Ok here's a story for you, last year in March I was feeling depressed at work as a financial planner with the GFC in full swing. I went to the doctor and the prescribed me Endep which launch me into Mania for 4 months. Now I've read that during periods of mania with your brain flying at full speed it can give you genius level problem solving. Well during this time I came up with a new theory in microeconomics which is as follows, quite honestly I don't care who knows anymore as its doing my head in, it goes like this.
"The cheapest way to supply goods and services to create jobs sustainably is at marginal cost."
Sounds bonkers I know particularly when it comes from someone that is bipolar and manic at the time. Well anyway during this period of mania I had massive panic attacks and basically came up with a business plan to put this theory into effect that would in essence be the cheapest way to create jobs continually while at the same time adding other parts to the plan so that it also manages to leave small footprints and not create price wars. I put a fair bit of work into it as basically I thought I had an idea to help end the GFC and create jobs.
Well after coming down from my manic period I took my idea to a few economists and guess what the freakin theory is right. Can you believe it, I couldn't, but it is in fact absolutely true and correct. But now here's the problem.
I simply can't communicate it well enough for anyone to get behind it.
No-one gives a stuff here in Australia about it and I know it's partly because when I came up with it, I simply had a hard time communicating at all. But added to that they haven't given me much time to listen to me explain it or clicked to how it would work i.e. the second part of the business plan which applies the theory. You would have thought if anyone came up with an idea for the cheapest way to create jobs you could get support from someone. Maybe part of the problem is that I'm in Australia which doesn't have an employment problem anymore.
In the end I setup a not-for-profit company to prove how the theory would work, but have got stuck because basically I didn't have any money to start with, let alone run a company and yet I have a brilliant idea. Now I'm basically stuck with the idea, a great business plan, a business setup and simply no cash or voice to get this idea into government and it is causing great stress.
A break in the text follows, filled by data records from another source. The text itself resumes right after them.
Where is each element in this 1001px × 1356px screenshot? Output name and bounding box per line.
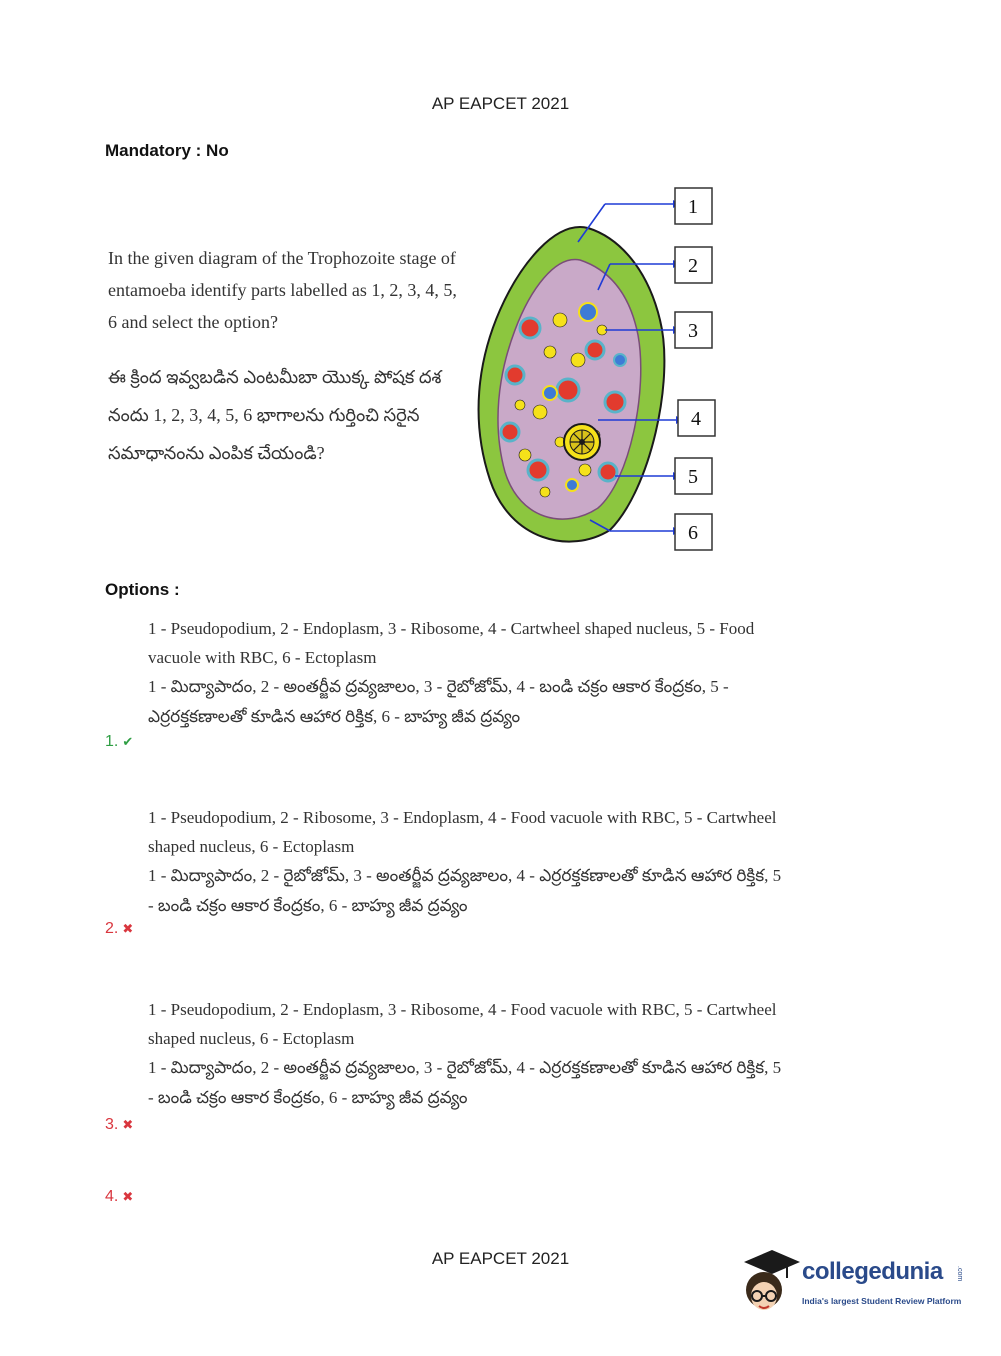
option-3-label: 3. — [105, 1116, 119, 1133]
page-footer: AP EAPCET 2021 — [431, 1249, 570, 1268]
label-3: 3 — [688, 320, 698, 342]
option-4-number[interactable] — [105, 1188, 133, 1206]
label-boxes — [675, 188, 715, 550]
option-2-number[interactable] — [105, 920, 133, 938]
mandatory-label: Mandatory : No — [105, 141, 229, 160]
cross-icon: ✖ — [122, 921, 134, 936]
option-4-label: 4. — [105, 1188, 119, 1205]
option-2-english: 1 - Pseudopodium, 2 - Ribosome, 3 - Endoplasm, 4 - Food vacuole with RBC, 5 - Cartwheel shaped nucleus, 6 - Ectoplasm — [148, 808, 777, 856]
question-text — [108, 242, 468, 472]
label-2: 2 — [688, 255, 698, 277]
cartwheel-nucleus — [564, 424, 600, 460]
question-english: In the given diagram of the Trophozoite stage of entamoeba identify parts labelled as 1, 2, 3, 4, 5, 6 and select the option? — [108, 248, 457, 332]
logo-brand: collegedunia — [802, 1258, 943, 1285]
collegedunia-logo — [742, 1248, 972, 1318]
option-1-english: 1 - Pseudopodium, 2 - Endoplasm, 3 - Ribosome, 4 - Cartwheel shaped nucleus, 5 - Food vacuole with RBC, 6 - Ectoplasm — [148, 619, 755, 667]
label-1: 1 — [688, 196, 698, 218]
cross-icon: ✖ — [122, 1189, 134, 1204]
option-1-number[interactable] — [105, 733, 133, 751]
option-1-label: 1. — [105, 733, 119, 750]
option-1-text[interactable] — [148, 614, 788, 732]
label-4: 4 — [691, 408, 701, 430]
question-telugu: ఈ క్రింద ఇవ్వబడిన ఎంటమీబా యొక్క పోషక దశ నందు 1, 2, 3, 4, 5, 6 భాగాలను గుర్తించి సరైన సమాధానంను ఎంపిక చేయండి? — [108, 367, 442, 463]
mascot-icon — [742, 1248, 802, 1318]
option-2-telugu: 1 - మిద్యాపాదం, 2 - రైబోజోమ్, 3 - అంతర్జీవ ద్రవ్యజాలం, 4 - ఎర్రరక్తకణాలతో కూడిన ఆహార రిక్తిక, 5 - బండి చక్రం ఆకార కేంద్రకం, 6 - బాహ్య జీవ ద్రవ్యం — [148, 866, 782, 915]
trophozoite-diagram — [470, 180, 730, 560]
option-1-telugu: 1 - మిద్యాపాదం, 2 - అంతర్జీవ ద్రవ్యజాలం, 3 - రైబోజోమ్, 4 - బండి చక్రం ఆకార కేంద్రకం, 5 - ఎర్రరక్తకణాలతో కూడిన ఆహార రిక్తిక, 6 - బాహ్య జీవ ద్రవ్యం — [148, 677, 729, 726]
option-2-text[interactable] — [148, 803, 788, 921]
option-3-english: 1 - Pseudopodium, 2 - Endoplasm, 3 - Ribosome, 4 - Food vacuole with RBC, 5 - Cartwheel shaped nucleus, 6 - Ectoplasm — [148, 1000, 777, 1048]
label-5: 5 — [688, 466, 698, 488]
option-2-label: 2. — [105, 920, 119, 937]
logo-suffix: .com — [956, 1266, 963, 1282]
option-3-text[interactable] — [148, 995, 788, 1113]
label-6: 6 — [688, 522, 698, 544]
cross-icon: ✖ — [122, 1117, 134, 1132]
options-heading: Options : — [105, 580, 180, 599]
check-icon: ✔ — [122, 734, 134, 749]
logo-tagline: India's largest Student Review Platform — [802, 1296, 962, 1306]
option-3-number[interactable] — [105, 1116, 133, 1134]
option-3-telugu: 1 - మిద్యాపాదం, 2 - అంతర్జీవ ద్రవ్యజాలం, 3 - రైబోజోమ్, 4 - ఎర్రరక్తకణాలతో కూడిన ఆహార రిక్తిక, 5 - బండి చక్రం ఆకార కేంద్రకం, 6 - బాహ్య జీవ ద్రవ్యం — [148, 1058, 782, 1107]
page-header: AP EAPCET 2021 — [431, 94, 570, 113]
Any time I here about job losses I get really frustrated, also when I hear about Quantitative easing I also get stressed as well because if the theory was used by a government to create jobs fiscally it would theoretically be another way to control quantitative easing at the cheapest possible cost. Something that many governments around the world are trying to do.
I know this must sound like I have a mental disorder, but the reality is I do have a mental disorder and yet it was this mental disorder that gave me the intellectual capacity to come up with the idea which is correct. But if I ever try to explain it to people they think I am nuts.
I've basically now put it on the back burner for the past 6 months, but every now and then I can't help but think I should do something with it.
While I was manic and the GFC was in full swing I felt like I was Noah back in the day walking around with it pouring with rain and everyone panicking about a flood coming and I'm there going "Well I've got these drawings for a really good boat, and if you could just give me a hand building this thing I think I might be able to save a few lives." But no-one helped and so all you can do is slowly chip away building your boat on your own.
It just does my head in thinking about it, I sometimes think I'm like an old inventor in history where no-one will get his idea until about 200 years after he came up with it and he's long gone. It's so frustrating as to me its so crystal clear as to how it would work, but no-one get's it or can be bothered giving me enough time to actually explain it properly in full, not just the theory as that's just the tip of the iceburg on this thing.
Please understand that I'm just frustrated and stressed and am not thinking of harming myself or have had any thoughts of suicide because I haven't thought like that at all. But can you understand how with all the stuff going on in the world right now this could be causing me stress.
Would really appreciate any ideas as to what I could do as a next step with this, as I just want to get rid of the stress.
Forgetting about it and putting it on the back burner doesn't seem to be working.